Note: it is not clear to me whether the specific package versions listed in that yaml are required. For example, that latest version of Geopandas should probably be deployed on Pangeo (unless @wildintellect indicates otherwise)
I think these packages will require careful install and testing due to sensitive dependencies: rio_tiler rio_cogeo cogeo_mosaic
For example, when i ran this:
!pip install -U rio_tiler
I saw this:
Installing collected packages: rio_tiler Attempting uninstall: rio_tiler Found existing installation: rio-tiler 4.1.12 Uninstalling rio-tiler-4.1.12: Successfully uninstalled rio-tiler-4.1.12 ERROR: pip's dependency resolver does not currently take into account all the packages that are installed. This behaviour is the source of the following dependency conflicts. cogeo-mosaic 5.1.1 requires morecantile<4.0,>=3.1, but you have morecantile 4.2.0 which is incompatible. cogeo-mosaic 5.1.1 requires rio-tiler<5.0,>=4.0.0a0, but you have rio-tiler 5.0.0 which is incompatible. Successfully installed rio_tiler-5.0.0
This issue, for use, is the highest priority - because we cannot assess our DPS results that we need to complete in July 2023 without it.
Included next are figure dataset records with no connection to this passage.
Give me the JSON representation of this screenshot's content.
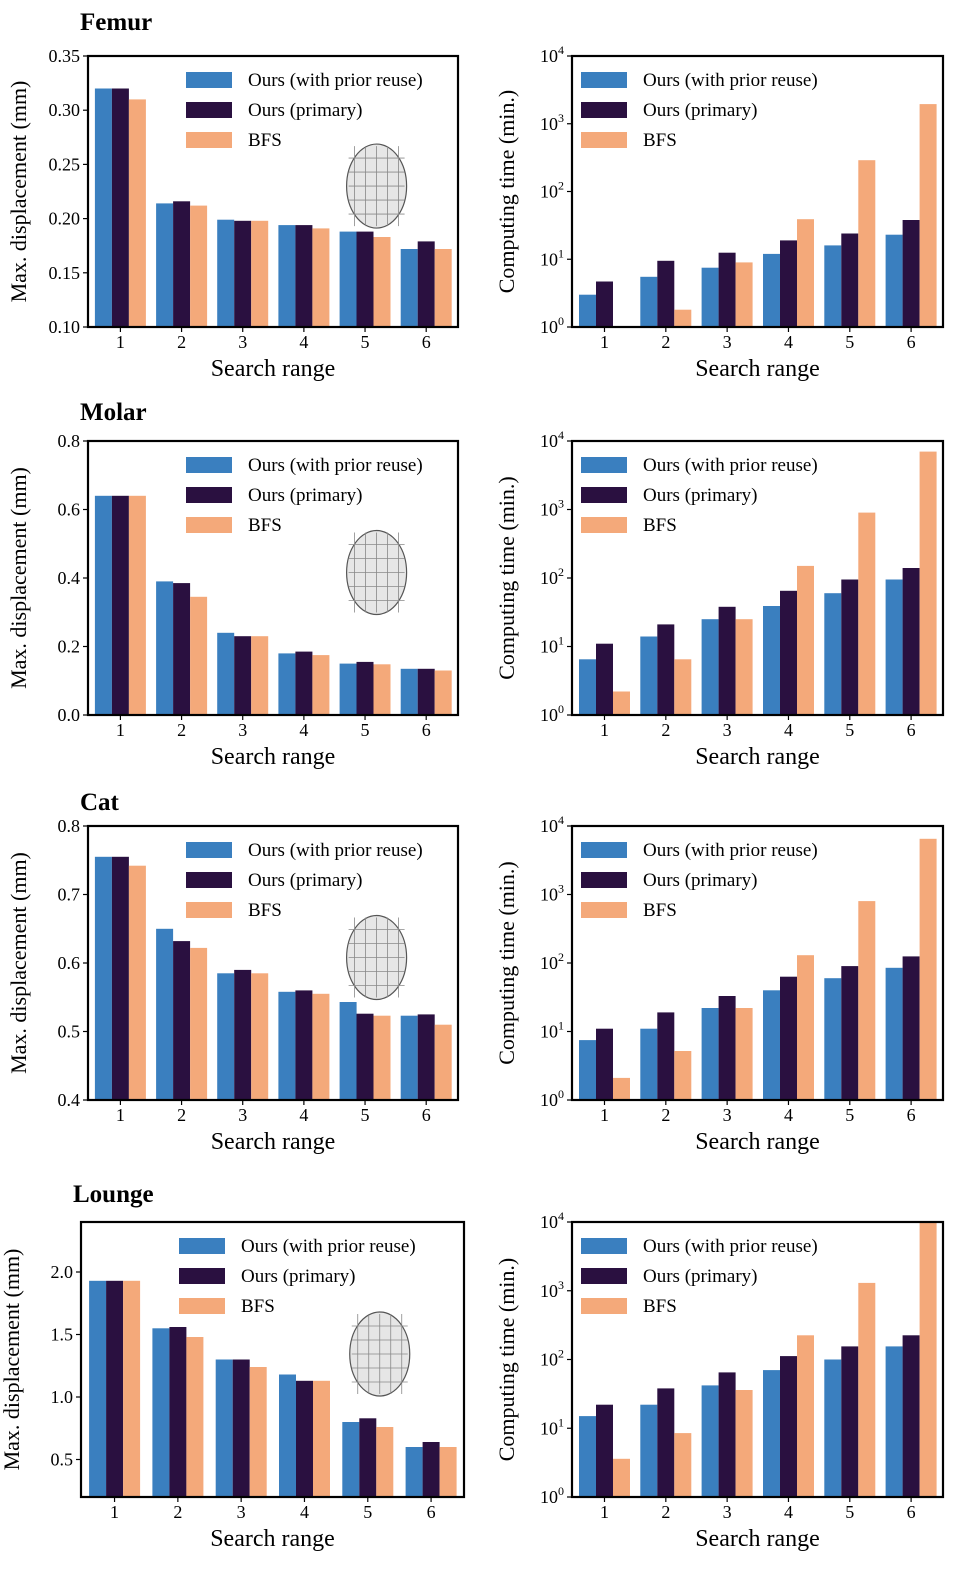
{
  "colors": {
    "ours_reuse": "#3a7fbf",
    "ours_primary": "#2a1040",
    "bfs": "#f4a97a"
  },
  "chart_data": [
    {
      "id": "femur-disp",
      "type": "bar",
      "title": "Femur",
      "xlabel": "Search range",
      "ylabel": "Max. displacement (mm)",
      "categories": [
        "1",
        "2",
        "3",
        "4",
        "5",
        "6"
      ],
      "ylim": [
        0.1,
        0.35
      ],
      "yscale": "linear",
      "yticks": [
        0.1,
        0.15,
        0.2,
        0.25,
        0.3,
        0.35
      ],
      "ytick_labels": [
        "0.10",
        "0.15",
        "0.20",
        "0.25",
        "0.30",
        "0.35"
      ],
      "legend": [
        "Ours (with prior reuse)",
        "Ours (primary)",
        "BFS"
      ],
      "series": [
        {
          "name": "Ours (with prior reuse)",
          "values": [
            0.32,
            0.214,
            0.199,
            0.194,
            0.188,
            0.172
          ]
        },
        {
          "name": "Ours (primary)",
          "values": [
            0.32,
            0.216,
            0.198,
            0.194,
            0.188,
            0.179
          ]
        },
        {
          "name": "BFS",
          "values": [
            0.31,
            0.212,
            0.198,
            0.191,
            0.183,
            0.172
          ]
        }
      ]
    },
    {
      "id": "femur-time",
      "type": "bar",
      "title": "",
      "xlabel": "Search range",
      "ylabel": "Computing time (min.)",
      "categories": [
        "1",
        "2",
        "3",
        "4",
        "5",
        "6"
      ],
      "ylim": [
        1,
        10000
      ],
      "yscale": "log",
      "yticks": [
        1,
        10,
        100,
        1000,
        10000
      ],
      "ytick_exponents": [
        "0",
        "1",
        "2",
        "3",
        "4"
      ],
      "legend": [
        "Ours (with prior reuse)",
        "Ours (primary)",
        "BFS"
      ],
      "series": [
        {
          "name": "Ours (with prior reuse)",
          "values": [
            3,
            5.5,
            7.5,
            12,
            16,
            23
          ]
        },
        {
          "name": "Ours (primary)",
          "values": [
            4.7,
            9.5,
            12.5,
            19,
            24,
            38
          ]
        },
        {
          "name": "BFS",
          "values": [
            0.9,
            1.8,
            9,
            39,
            290,
            1950
          ]
        }
      ]
    },
    {
      "id": "molar-disp",
      "type": "bar",
      "title": "Molar",
      "xlabel": "Search range",
      "ylabel": "Max. displacement (mm)",
      "categories": [
        "1",
        "2",
        "3",
        "4",
        "5",
        "6"
      ],
      "ylim": [
        0.0,
        0.8
      ],
      "yscale": "linear",
      "yticks": [
        0.0,
        0.2,
        0.4,
        0.6,
        0.8
      ],
      "ytick_labels": [
        "0.0",
        "0.2",
        "0.4",
        "0.6",
        "0.8"
      ],
      "legend": [
        "Ours (with prior reuse)",
        "Ours (primary)",
        "BFS"
      ],
      "series": [
        {
          "name": "Ours (with prior reuse)",
          "values": [
            0.64,
            0.39,
            0.24,
            0.18,
            0.15,
            0.135
          ]
        },
        {
          "name": "Ours (primary)",
          "values": [
            0.64,
            0.385,
            0.23,
            0.185,
            0.155,
            0.135
          ]
        },
        {
          "name": "BFS",
          "values": [
            0.64,
            0.345,
            0.23,
            0.175,
            0.148,
            0.13
          ]
        }
      ]
    },
    {
      "id": "molar-time",
      "type": "bar",
      "title": "",
      "xlabel": "Search range",
      "ylabel": "Computing time (min.)",
      "categories": [
        "1",
        "2",
        "3",
        "4",
        "5",
        "6"
      ],
      "ylim": [
        1,
        10000
      ],
      "yscale": "log",
      "yticks": [
        1,
        10,
        100,
        1000,
        10000
      ],
      "ytick_exponents": [
        "0",
        "1",
        "2",
        "3",
        "4"
      ],
      "legend": [
        "Ours (with prior reuse)",
        "Ours (primary)",
        "BFS"
      ],
      "series": [
        {
          "name": "Ours (with prior reuse)",
          "values": [
            6.5,
            14,
            25,
            39,
            60,
            95
          ]
        },
        {
          "name": "Ours (primary)",
          "values": [
            11,
            21,
            38,
            65,
            95,
            140
          ]
        },
        {
          "name": "BFS",
          "values": [
            2.2,
            6.5,
            25,
            150,
            900,
            7000
          ]
        }
      ]
    },
    {
      "id": "cat-disp",
      "type": "bar",
      "title": "Cat",
      "xlabel": "Search range",
      "ylabel": "Max. displacement (mm)",
      "categories": [
        "1",
        "2",
        "3",
        "4",
        "5",
        "6"
      ],
      "ylim": [
        0.4,
        0.8
      ],
      "yscale": "linear",
      "yticks": [
        0.4,
        0.5,
        0.6,
        0.7,
        0.8
      ],
      "ytick_labels": [
        "0.4",
        "0.5",
        "0.6",
        "0.7",
        "0.8"
      ],
      "legend": [
        "Ours (with prior reuse)",
        "Ours (primary)",
        "BFS"
      ],
      "series": [
        {
          "name": "Ours (with prior reuse)",
          "values": [
            0.755,
            0.65,
            0.585,
            0.558,
            0.543,
            0.523
          ]
        },
        {
          "name": "Ours (primary)",
          "values": [
            0.755,
            0.632,
            0.59,
            0.56,
            0.526,
            0.525
          ]
        },
        {
          "name": "BFS",
          "values": [
            0.742,
            0.622,
            0.585,
            0.555,
            0.523,
            0.51
          ]
        }
      ]
    },
    {
      "id": "cat-time",
      "type": "bar",
      "title": "",
      "xlabel": "Search range",
      "ylabel": "Computing time (min.)",
      "categories": [
        "1",
        "2",
        "3",
        "4",
        "5",
        "6"
      ],
      "ylim": [
        1,
        10000
      ],
      "yscale": "log",
      "yticks": [
        1,
        10,
        100,
        1000,
        10000
      ],
      "ytick_exponents": [
        "0",
        "1",
        "2",
        "3",
        "4"
      ],
      "legend": [
        "Ours (with prior reuse)",
        "Ours (primary)",
        "BFS"
      ],
      "series": [
        {
          "name": "Ours (with prior reuse)",
          "values": [
            7.5,
            11,
            22,
            40,
            60,
            85
          ]
        },
        {
          "name": "Ours (primary)",
          "values": [
            11,
            19,
            33,
            63,
            90,
            125
          ]
        },
        {
          "name": "BFS",
          "values": [
            2.1,
            5.2,
            22,
            130,
            800,
            6500
          ]
        }
      ]
    },
    {
      "id": "lounge-disp",
      "type": "bar",
      "title": "Lounge",
      "xlabel": "Search range",
      "ylabel": "Max. displacement (mm)",
      "categories": [
        "1",
        "2",
        "3",
        "4",
        "5",
        "6"
      ],
      "ylim": [
        0.2,
        2.4
      ],
      "yscale": "linear",
      "yticks": [
        0.5,
        1.0,
        1.5,
        2.0
      ],
      "ytick_labels": [
        "0.5",
        "1.0",
        "1.5",
        "2.0"
      ],
      "legend": [
        "Ours (with prior reuse)",
        "Ours (primary)",
        "BFS"
      ],
      "series": [
        {
          "name": "Ours (with prior reuse)",
          "values": [
            1.93,
            1.55,
            1.3,
            1.18,
            0.8,
            0.6
          ]
        },
        {
          "name": "Ours (primary)",
          "values": [
            1.93,
            1.56,
            1.3,
            1.13,
            0.83,
            0.64
          ]
        },
        {
          "name": "BFS",
          "values": [
            1.93,
            1.48,
            1.24,
            1.13,
            0.76,
            0.6
          ]
        }
      ]
    },
    {
      "id": "lounge-time",
      "type": "bar",
      "title": "",
      "xlabel": "Search range",
      "ylabel": "Computing time (min.)",
      "categories": [
        "1",
        "2",
        "3",
        "4",
        "5",
        "6"
      ],
      "ylim": [
        1,
        10000
      ],
      "yscale": "log",
      "yticks": [
        1,
        10,
        100,
        1000,
        10000
      ],
      "ytick_exponents": [
        "0",
        "1",
        "2",
        "3",
        "4"
      ],
      "legend": [
        "Ours (with prior reuse)",
        "Ours (primary)",
        "BFS"
      ],
      "series": [
        {
          "name": "Ours (with prior reuse)",
          "values": [
            15,
            22,
            42,
            70,
            100,
            155
          ]
        },
        {
          "name": "Ours (primary)",
          "values": [
            22,
            38,
            65,
            112,
            155,
            225
          ]
        },
        {
          "name": "BFS",
          "values": [
            3.6,
            8.5,
            36,
            225,
            1300,
            10000
          ]
        }
      ]
    }
  ]
}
One test (from my workspace) could look like this:
!python /projects/code/icesat2_boreal/lib/build_tindex_master.py -t Topo -y 2023 -m '06' --user 'montesano' --maap_version master -alg_name 'do_topo_stack_3-1-5'
@pahbs let me look into the rio*
related packages since most of those are not in conda-forge
we might just need to change versions. cc: @vincentsarago
@anilnatha can you dump a list of packages to compare against https://github.com/pangeo-data/pangeo-docker-images/blob/master/pangeo-notebook/environment.yml @pahbs can you please look at this ^^^ to see what key packages should be included from this list.
@wildintellect Can you clarify the source of what I should dump from? Is it the pangeo workspace so that we can glean insights of all the dependencies that are installed using its respective environment.yml?
@anilnatha if you dump the MAAP Pangeo package list you can diff it against the Pangeo official environment.yml to see what is not currently included.
For comparison, the VEDA lockfile of their Pangeo instances https://github.com/pangeo-data/pangeo-docker-images/blob/master/pangeo-notebook/conda-linux-64.lock
@wildintellect Our current pangeo package list is here. These are the packages in the pangeo official environment.yml that are not in the MAAP pangeo environment.yml
adlfs
argopy
black
ciso
cmocean
cdsapi
cf_xarray
dask-ml
fastjmd95
fsspec
gcsfs
gh
gh-scoped-creds
git-lfs
gsw
line_profiler
memory_profiler
metpy
nb_conda_kernels
nbstripout
numbagg
numcodecs
python-graphviz
xarray-datatree
xarray_leaflet
xarray-spatial
xbatcher
xcape
xclim
xgboost
xgcm
xhistogram
xmip
xmitgcm
xpublish
xrft
xskillscore
@pahbs Are there any key packages from this list that you think we should add to the MAAP pangeo environment.yml in our next release?
cf_xarray
fsspec
xarray-datatree
xarray_leaflet
xarray-spatial
@grallewellyn is there a reason we can't add all of them? we are trying to reach parity with Pangeo-notebook images so they are interchangeable (VEDA uses Pangeo-notebook)
Yes, I made a ticket to add all packages from the diff list I sent above https://github.com/MAAP-Project/Community/issues/898
While discussing missing packages with @wildintellect , he shared that
geopandas
is missing and that we should start with adding this to our Pangeo workspace where we recently adding other packages that were missing.If all works well, we will later add it, and the other missing packages that were added to Pangeo, to our other workspaces.
NOTE (2023-12-4): Updated link to package reconciliation list.